Accade a coloro che osano sostenere apertamente che qualcosa non va e che, ciò facendo, si discostano da un più o meno conformistico consensus universorum, di essere mal sopportati e se del caso redarguiti. E' quanto sta accadendo a Pietro Citati per aver scritto su questo giornale che il livello medio degli studi nelle facoltà di Lettere del nostro paese sta precipitando verso il basso, in conseguenza della riforma Berlinguer-Zecchino, mantenuta in piedi dall'attuale ministro.
Le reazioni irritate contro Citati (penso a quella di Carlo Bernardini su l'Unità del 10 giugno o a quella di Aldo Schiavone) fanno pensare a quello sconosciuto ateniese che, quando Demostene parlava e ripeteva che "le cose vanno davvero male", lo interrompeva puntualmente gridando "e allora cosa dovremmo fare?". Al ripetersi dell'incidente Demostene alla fine replicò a sua volta con una domanda: "Piuttosto ditemi voi cosa gradite di sentirvi dire!". E con ciò intendeva significare che, in una situazione sempre più deteriorata, non si può tappare la bocca a chi, oltre tutto incolpevole, formula la sua denuncia pretendendo proprio da lui la soluzione. I critici di Citati in verità sono più sofisticati dello sconosciuto ateniese: per zittire l'incauto gli spiegano non senza qualche ruvidezza che va tutto bene e che il problema non esiste.
Effettivamente al punto in cui ci troviamo, e soprattutto per l'immobilismo dell'attuale ministro in materia universitaria, la pars construens appare molto difficile. Si sono persi altri anni e questo rende ogni mutamento o rettifica alquanto più complicati.
Ciò non toglie che sia salutare mettere in chiaro almeno due punti.
1) Non è vero che la riforma definita "3+2" nel modo in cui è stata attuata in Italia rassomigli agli ordinamenti europei.
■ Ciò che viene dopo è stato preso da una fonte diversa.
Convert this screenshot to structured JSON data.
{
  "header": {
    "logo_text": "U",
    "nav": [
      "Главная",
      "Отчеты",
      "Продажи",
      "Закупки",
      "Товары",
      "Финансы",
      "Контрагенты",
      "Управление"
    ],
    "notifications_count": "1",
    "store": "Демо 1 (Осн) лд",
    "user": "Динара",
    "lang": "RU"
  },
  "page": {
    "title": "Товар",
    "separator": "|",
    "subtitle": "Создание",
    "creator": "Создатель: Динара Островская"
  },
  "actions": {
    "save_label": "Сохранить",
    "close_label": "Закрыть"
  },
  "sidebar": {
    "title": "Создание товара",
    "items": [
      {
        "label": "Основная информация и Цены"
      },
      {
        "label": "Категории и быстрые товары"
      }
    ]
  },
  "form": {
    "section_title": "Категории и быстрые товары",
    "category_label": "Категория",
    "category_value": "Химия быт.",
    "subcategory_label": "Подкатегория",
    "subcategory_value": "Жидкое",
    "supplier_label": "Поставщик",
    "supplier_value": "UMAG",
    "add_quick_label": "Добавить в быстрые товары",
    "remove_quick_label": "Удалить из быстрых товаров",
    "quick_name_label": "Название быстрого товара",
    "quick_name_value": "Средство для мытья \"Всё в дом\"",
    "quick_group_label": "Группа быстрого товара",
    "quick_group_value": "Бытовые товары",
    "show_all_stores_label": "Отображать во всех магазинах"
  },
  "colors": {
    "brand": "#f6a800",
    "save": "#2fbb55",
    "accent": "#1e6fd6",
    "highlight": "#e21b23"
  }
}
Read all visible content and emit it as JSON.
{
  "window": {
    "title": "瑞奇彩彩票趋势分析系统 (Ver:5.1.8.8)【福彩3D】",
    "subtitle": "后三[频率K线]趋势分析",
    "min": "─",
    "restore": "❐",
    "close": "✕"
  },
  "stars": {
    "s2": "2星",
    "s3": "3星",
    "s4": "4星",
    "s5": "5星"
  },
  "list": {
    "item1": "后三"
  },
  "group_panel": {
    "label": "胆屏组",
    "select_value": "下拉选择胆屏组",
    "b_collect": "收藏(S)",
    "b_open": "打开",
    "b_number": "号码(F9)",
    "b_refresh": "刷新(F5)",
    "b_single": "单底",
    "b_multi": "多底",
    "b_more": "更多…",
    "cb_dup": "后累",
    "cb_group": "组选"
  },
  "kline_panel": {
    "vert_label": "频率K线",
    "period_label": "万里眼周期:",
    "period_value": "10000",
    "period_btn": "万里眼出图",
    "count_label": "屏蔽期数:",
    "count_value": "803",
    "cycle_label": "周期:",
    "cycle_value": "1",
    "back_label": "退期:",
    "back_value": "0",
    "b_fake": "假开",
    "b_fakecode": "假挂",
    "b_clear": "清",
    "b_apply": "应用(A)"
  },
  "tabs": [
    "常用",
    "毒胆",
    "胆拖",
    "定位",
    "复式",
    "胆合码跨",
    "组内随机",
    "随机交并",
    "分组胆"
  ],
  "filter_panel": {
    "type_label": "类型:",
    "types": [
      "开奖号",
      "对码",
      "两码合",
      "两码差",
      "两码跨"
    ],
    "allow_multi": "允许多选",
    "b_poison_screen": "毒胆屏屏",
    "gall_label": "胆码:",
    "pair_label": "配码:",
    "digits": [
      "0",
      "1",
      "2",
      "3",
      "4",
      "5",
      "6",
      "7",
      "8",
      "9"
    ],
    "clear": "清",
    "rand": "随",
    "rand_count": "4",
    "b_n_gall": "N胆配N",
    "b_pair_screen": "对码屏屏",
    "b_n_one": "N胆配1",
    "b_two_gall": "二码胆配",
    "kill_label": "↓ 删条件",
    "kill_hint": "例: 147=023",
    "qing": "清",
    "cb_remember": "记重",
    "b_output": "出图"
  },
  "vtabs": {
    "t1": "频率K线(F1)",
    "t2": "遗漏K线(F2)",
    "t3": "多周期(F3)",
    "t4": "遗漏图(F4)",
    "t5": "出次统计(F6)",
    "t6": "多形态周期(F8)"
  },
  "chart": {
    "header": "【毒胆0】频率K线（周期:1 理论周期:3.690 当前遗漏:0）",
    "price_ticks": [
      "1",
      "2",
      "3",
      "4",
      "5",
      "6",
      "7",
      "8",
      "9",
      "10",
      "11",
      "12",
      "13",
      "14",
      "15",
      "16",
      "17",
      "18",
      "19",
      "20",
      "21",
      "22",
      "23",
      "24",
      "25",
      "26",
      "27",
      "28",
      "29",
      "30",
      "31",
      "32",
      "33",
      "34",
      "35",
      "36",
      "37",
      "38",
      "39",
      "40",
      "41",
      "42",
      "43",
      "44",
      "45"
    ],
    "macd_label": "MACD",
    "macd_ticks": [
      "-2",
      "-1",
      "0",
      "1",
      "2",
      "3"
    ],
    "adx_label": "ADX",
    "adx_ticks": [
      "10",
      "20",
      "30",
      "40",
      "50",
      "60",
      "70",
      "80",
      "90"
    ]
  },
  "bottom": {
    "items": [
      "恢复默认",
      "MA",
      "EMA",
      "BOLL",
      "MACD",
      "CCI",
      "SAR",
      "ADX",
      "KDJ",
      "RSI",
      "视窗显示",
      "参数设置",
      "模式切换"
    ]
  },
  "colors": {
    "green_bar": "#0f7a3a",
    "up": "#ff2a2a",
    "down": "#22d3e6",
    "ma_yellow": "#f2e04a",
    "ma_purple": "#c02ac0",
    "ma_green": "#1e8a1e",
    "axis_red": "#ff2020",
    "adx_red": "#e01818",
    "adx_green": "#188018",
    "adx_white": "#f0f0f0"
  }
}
Il corso triennale, in Francia, porta ad una "licence", non ad un titolo di "dottore", ad una "laurea". La differenza è molto rilevante: da noi il sottinteso, anzi la esplicita persuasione, è che in 3 anni e con programmi "leggeri" e la finzione di una effettiva "frequenza" si ottenga ormai l'analogo di ciò che prima si otteneva con più lungo ed ex hypothesi più impegnativo percorso. Altrove non è affatto così: nomi e cose si corrispondono in modo più onesto, più limpido, più responsabile. Dunque l'abusato ritornello "stiamo facendo come in Europa" è falso.
2) L'altro addebito è che i critici del "3+2" non hanno capito la società di massa. Queste paternali un po' demagogiche lasciano il tempo che trovano. E' evidente che il fatto principale che ha investito l'università è il mutamento della popolazione che la abita. E' evidente che le scuole sono sempre più scadenti (e le SSIS, nuova forma dei corsi abilitanti, servono a poco). Ma allora, ancora una volta, si chiamino le cose col loro nome. Si dica apertamente - non v'è nulla di male a parlar chiaro - che alla funzione che fu della scuola post-obbligo deve ormai far fronte quella che un tempo si chiamava università; e che quindi l'Università "vera" dev'essere creata in isole molto ben selezionate. Come sempre è salutare la rispondenza tra nomi e cose. Questo darebbe a ciascun ruolo un senso: l'unica cosa veramente intollerabile è che alcuni si autoproclamino "punti di eccellenza" e pretendano di aver già fatto quello che invece dovrà essere un compito nazionale, da affrontare con onestà e selezione severa (di docenti in primis): ricreare l'università che non c'è.